Restricted Protein Diet Is Associated With Decrease in Proteinuria: Consequences on the Progression of Renal Failure
Objective
Reduction of proteinuria is associated with a slower progression of renal failure. We questioned whether the change in proteinuria in response to a supplemented very low protein diet (SVLPD), which is known to reduce proteinuria, could function as a marker of the potential renoprotective effect of an SVLPD.
Design and Patients
In the 220 consecutive patients of our previously published cohort, the glomerular filtration rate (GFR) was assessed every 3 months using the 51Cr-EDTA method. Seventy-eight patients (mean age 52 ± 17 years, body mass index 23 ± 3 kg/m2, GFR 15 ± 6 mL/min) exhibited a proteinuria more than 1 g per day at the start of the regimen. Mean protein intake assessed by urinary nitrogen appearance was 0.42 ± 0.24 g/kg per day at 4 months. The median follow-up was 24 months.
Results
Proteinuria decreased significantly after patients were treated with an SVLPD. The maximum mean percent reduction was attained at 3 months (47% ± 27%), was not influenced by the levels of baseline proteinuria, and was similar in patients receiving or not receiving angiotensin-converting enzyme inhibition at the start of the study.
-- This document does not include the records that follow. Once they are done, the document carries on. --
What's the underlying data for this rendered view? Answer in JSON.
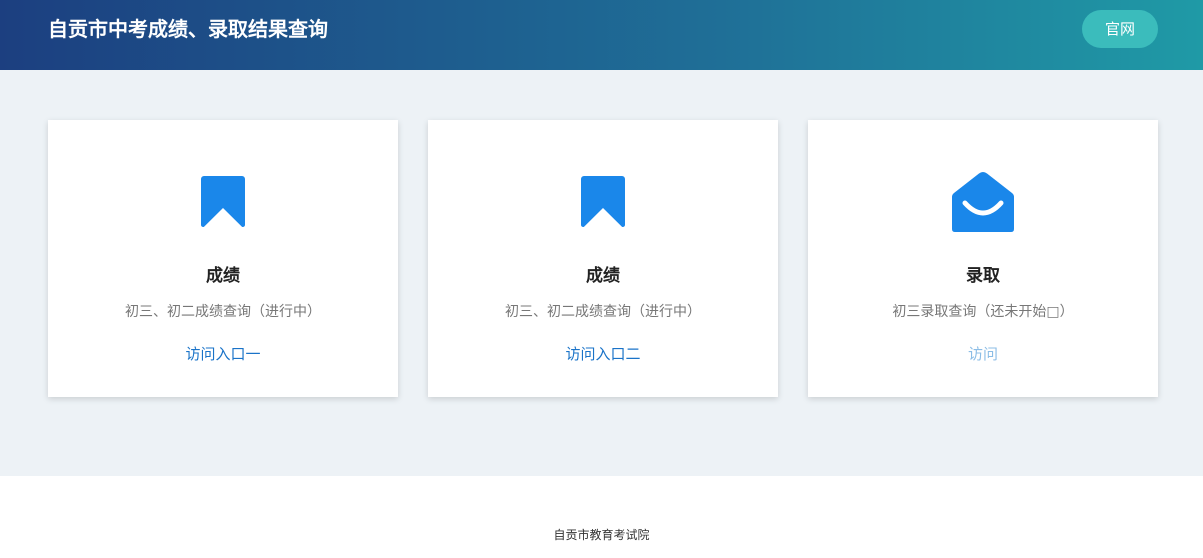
{
  "header": {
    "title": "自贡市中考成绩、录取结果查询",
    "site_button": "官网"
  },
  "cards": [
    {
      "icon": "bookmark-icon",
      "title": "成绩",
      "desc": "初三、初二成绩查询（进行中）",
      "link": "访问入口一"
    },
    {
      "icon": "bookmark-icon",
      "title": "成绩",
      "desc": "初三、初二成绩查询（进行中）",
      "link": "访问入口二"
    },
    {
      "icon": "open-envelope-icon",
      "title": "录取",
      "desc": "初三录取查询（还未开始□）",
      "link": "访问"
    }
  ],
  "footer": {
    "text": "自贡市教育考试院"
  },
  "colors": {
    "accent": "#1a87ea",
    "link": "#1a73c8",
    "link_disabled": "#8bbde6",
    "header_start": "#1c3f80",
    "header_end": "#1f9aa6",
    "button": "#3bbcbc"
  }
}
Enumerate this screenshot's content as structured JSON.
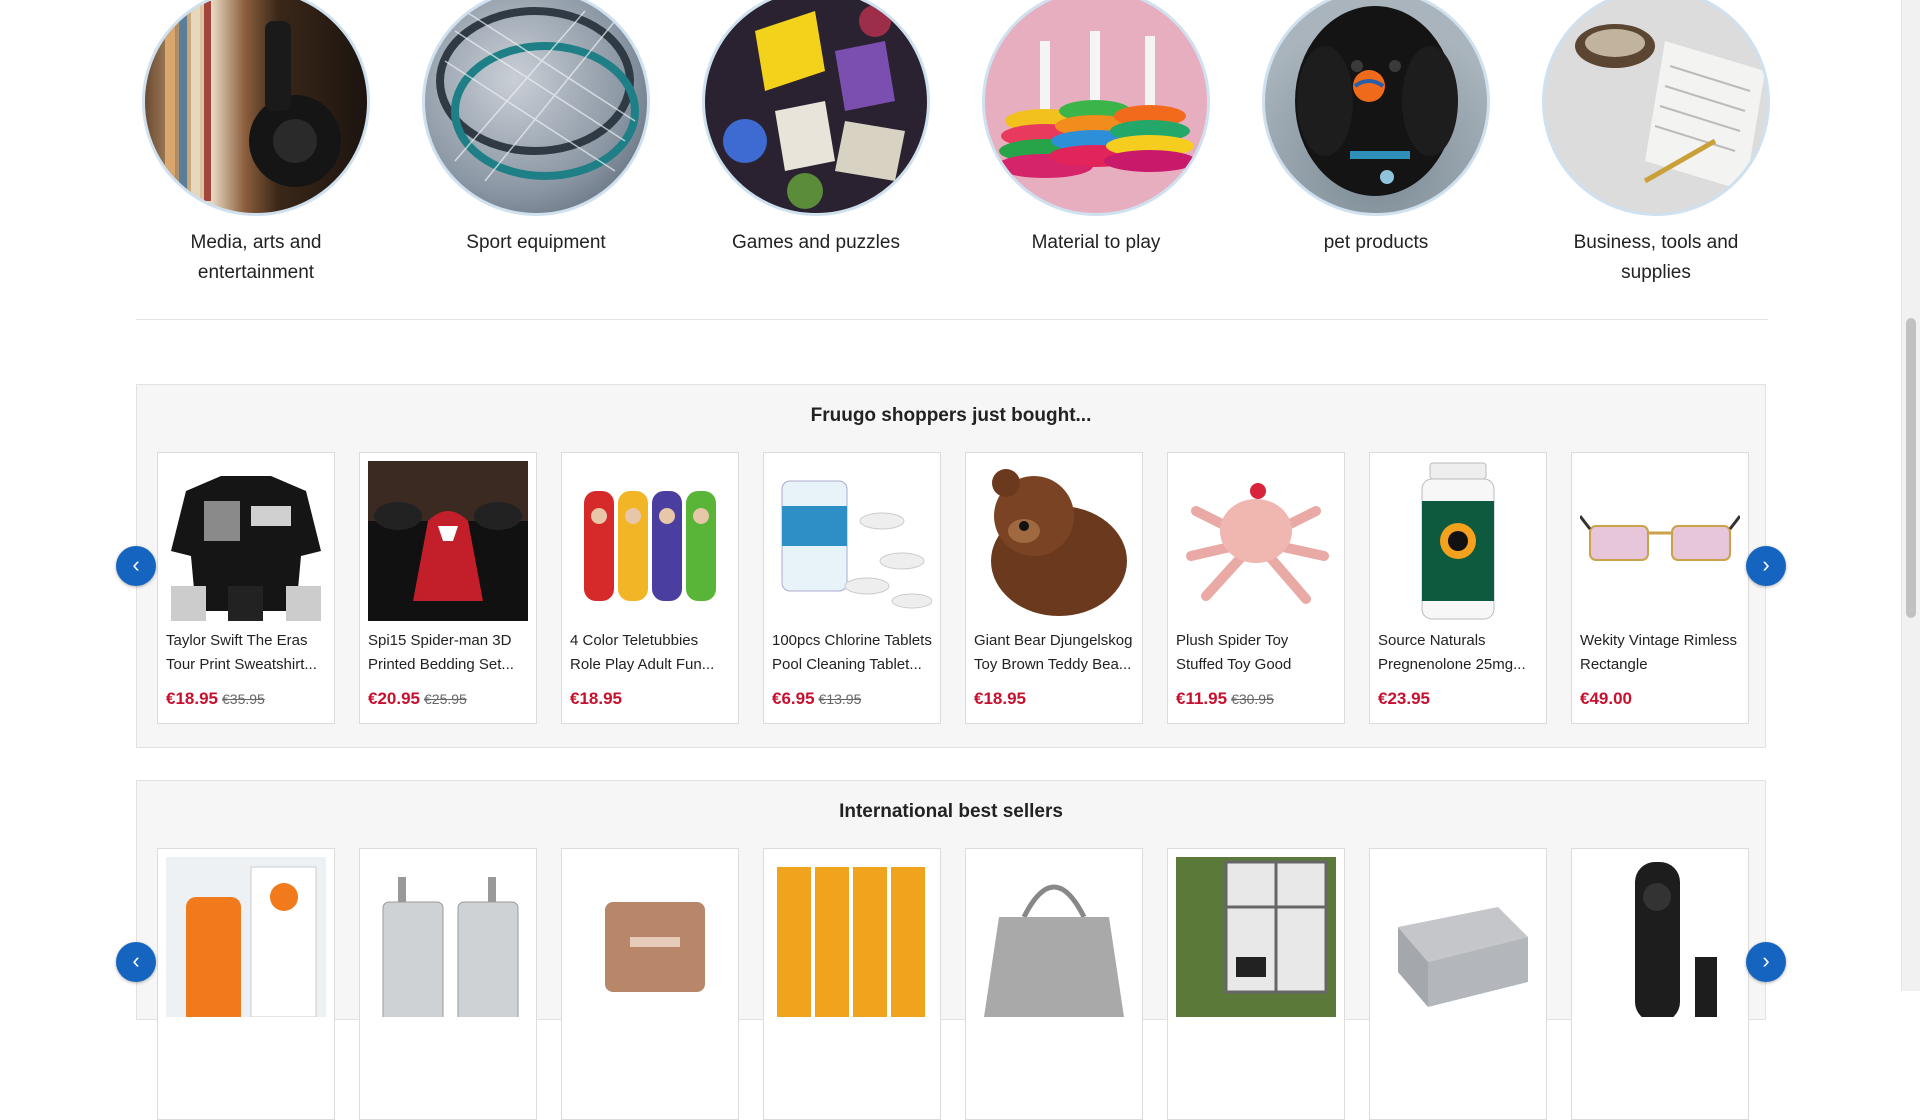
{
  "categories": [
    {
      "label": "Media, arts and entertainment",
      "icon": "headphones-books-image"
    },
    {
      "label": "Sport equipment",
      "icon": "tennis-rackets-image"
    },
    {
      "label": "Games and puzzles",
      "icon": "dice-image"
    },
    {
      "label": "Material to play",
      "icon": "stacking-toy-image"
    },
    {
      "label": "pet products",
      "icon": "dog-image"
    },
    {
      "label": "Business, tools and supplies",
      "icon": "office-supplies-image"
    }
  ],
  "just_bought": {
    "title": "Fruugo shoppers just bought...",
    "products": [
      {
        "name": "Taylor Swift The Eras Tour Print Sweatshirt...",
        "price": "€18.95",
        "was": "€35.95",
        "icon": "sweatshirt-image"
      },
      {
        "name": "Spi15 Spider-man 3D Printed Bedding Set...",
        "price": "€20.95",
        "was": "€25.95",
        "icon": "bedding-image"
      },
      {
        "name": "4 Color Teletubbies Role Play Adult Fun...",
        "price": "€18.95",
        "was": "",
        "icon": "costume-image"
      },
      {
        "name": "100pcs Chlorine Tablets Pool Cleaning Tablet...",
        "price": "€6.95",
        "was": "€13.95",
        "icon": "tablets-image"
      },
      {
        "name": "Giant Bear Djungelskog Toy Brown Teddy Bea...",
        "price": "€18.95",
        "was": "",
        "icon": "teddy-bear-image"
      },
      {
        "name": "Plush Spider Toy Stuffed Toy Good Detail...",
        "price": "€11.95",
        "was": "€30.95",
        "icon": "plush-spider-image"
      },
      {
        "name": "Source Naturals Pregnenolone 25mg...",
        "price": "€23.95",
        "was": "",
        "icon": "supplement-bottle-image"
      },
      {
        "name": "Wekity Vintage Rimless Rectangle Sunglasses...",
        "price": "€49.00",
        "was": "",
        "icon": "sunglasses-image"
      }
    ]
  },
  "best_sellers": {
    "title": "International best sellers",
    "products": [
      {
        "icon": "sunscreen-image"
      },
      {
        "icon": "luggage-image"
      },
      {
        "icon": "portable-ssd-image"
      },
      {
        "icon": "ointment-tubes-image"
      },
      {
        "icon": "tote-bag-image"
      },
      {
        "icon": "ibc-tank-image"
      },
      {
        "icon": "furniture-cover-image"
      },
      {
        "icon": "remote-control-image"
      }
    ]
  },
  "nav": {
    "prev": "‹",
    "next": "›"
  },
  "colors": {
    "price": "#c8102e",
    "nav_button": "#1565c0",
    "panel": "#f6f6f6"
  }
}
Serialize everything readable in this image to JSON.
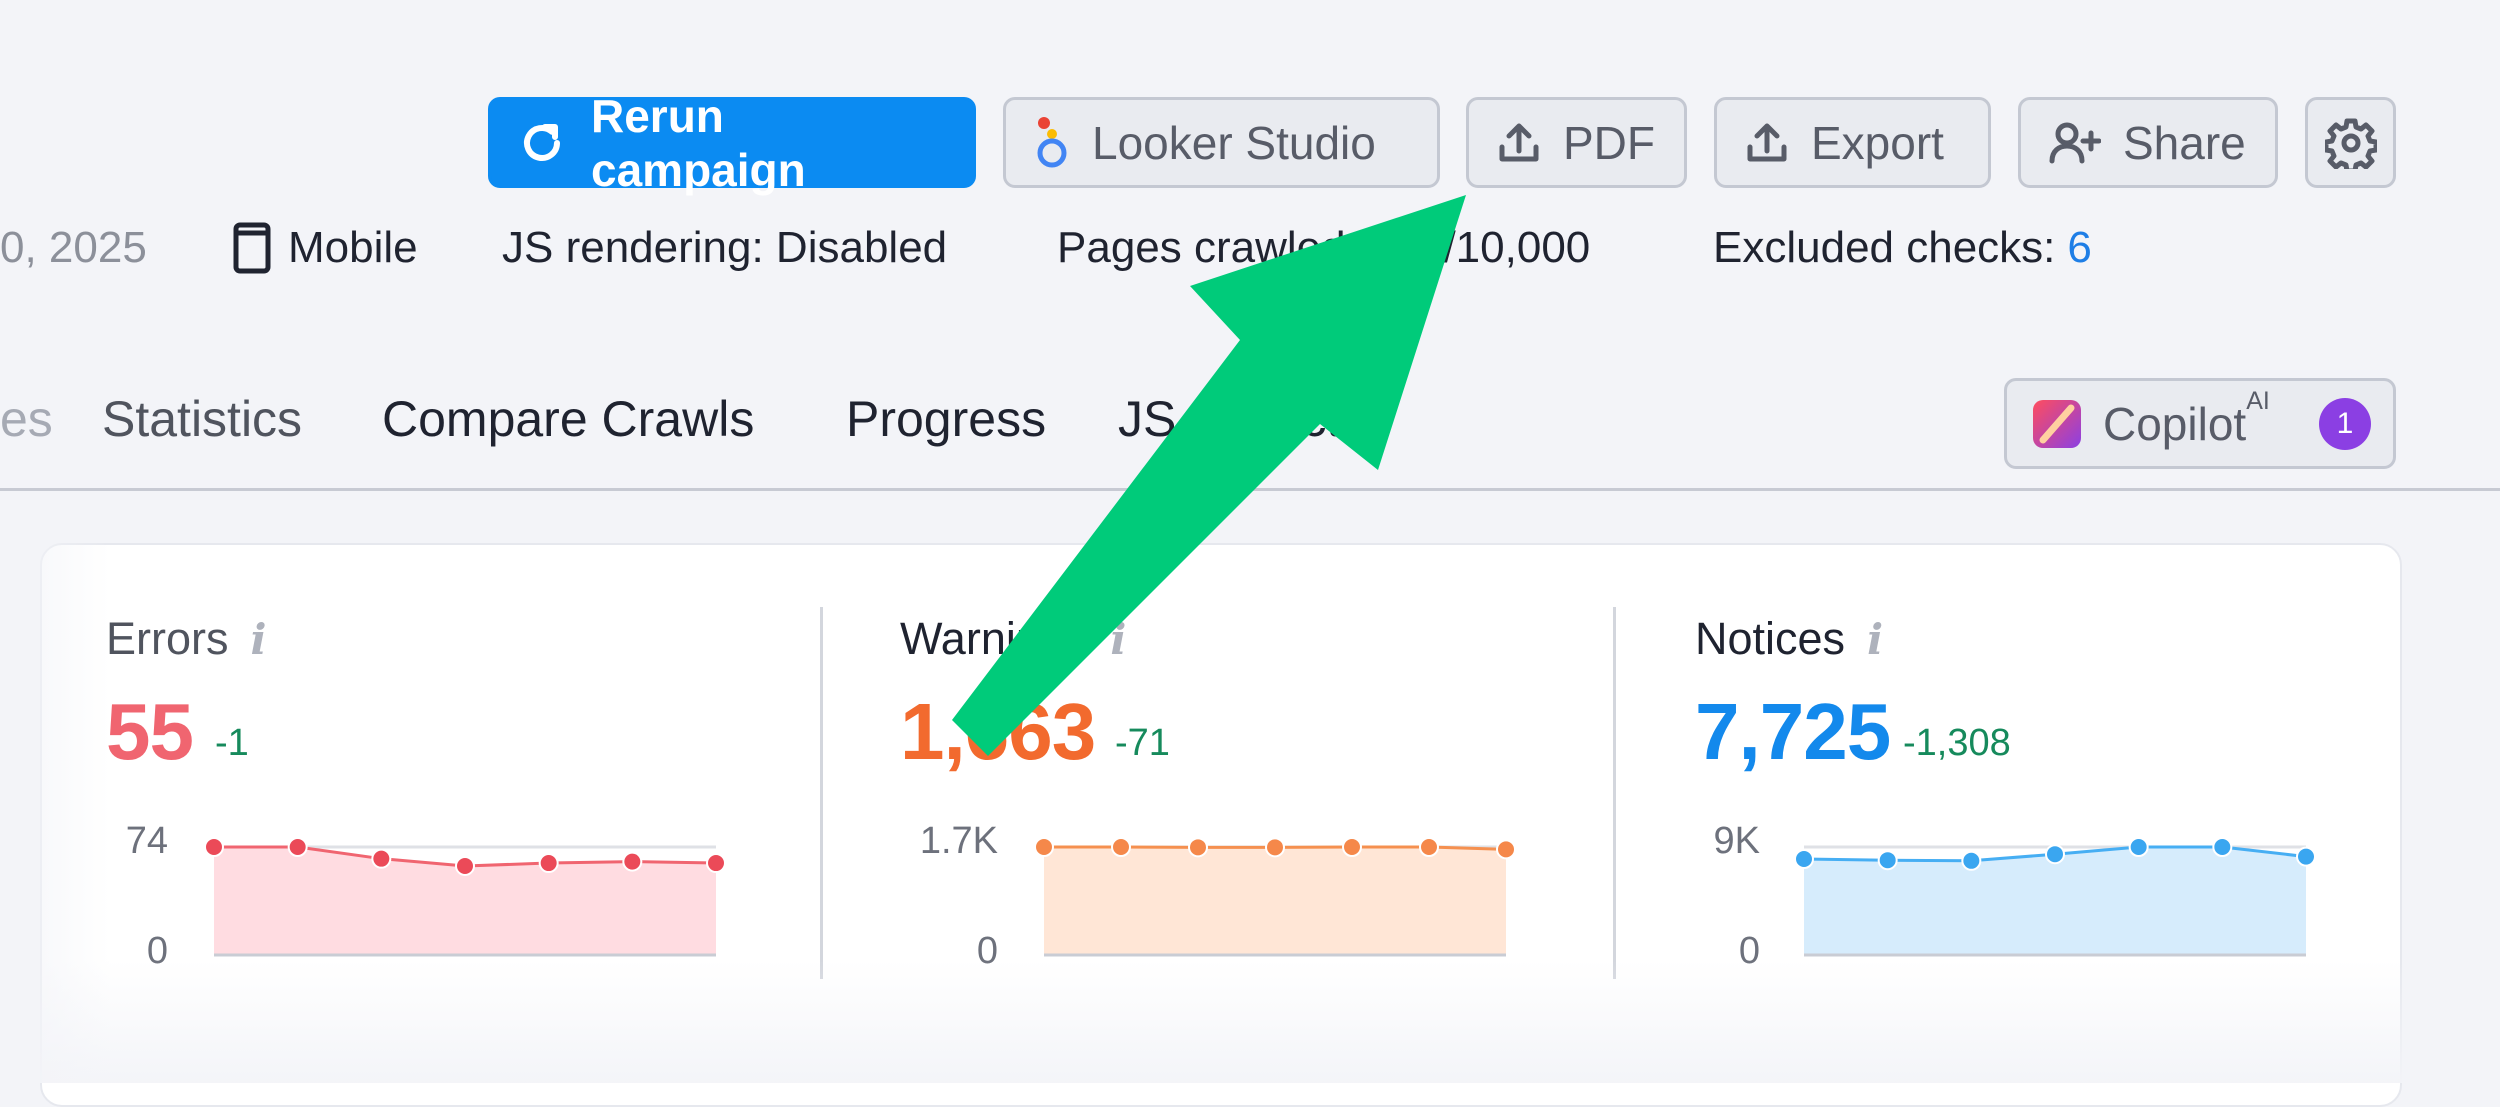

The percent reduction and the residual proteinuria at 3 months predicted the rate of the later GFR decline. GFR decline was significantly lower in patients whose reduction in proteinuria at 3 months was higher than 50% (0.42 ± 0.37 mL/min/mo vs. 0.10 ± 0.15 mL/min/mo and 1.0 ± 0.6 mL/min/mo vs. 0.15 ± 0.19 mL/min/mo, P < .001 in patients with proteinuria higher or lesser than 3 g/d at start, respectively).
Conclusion
These results do not differ from those reported with therapies antagonizing angiotensin II formation and/or activity aiming at reducing proteinuria in chronic renal diseases.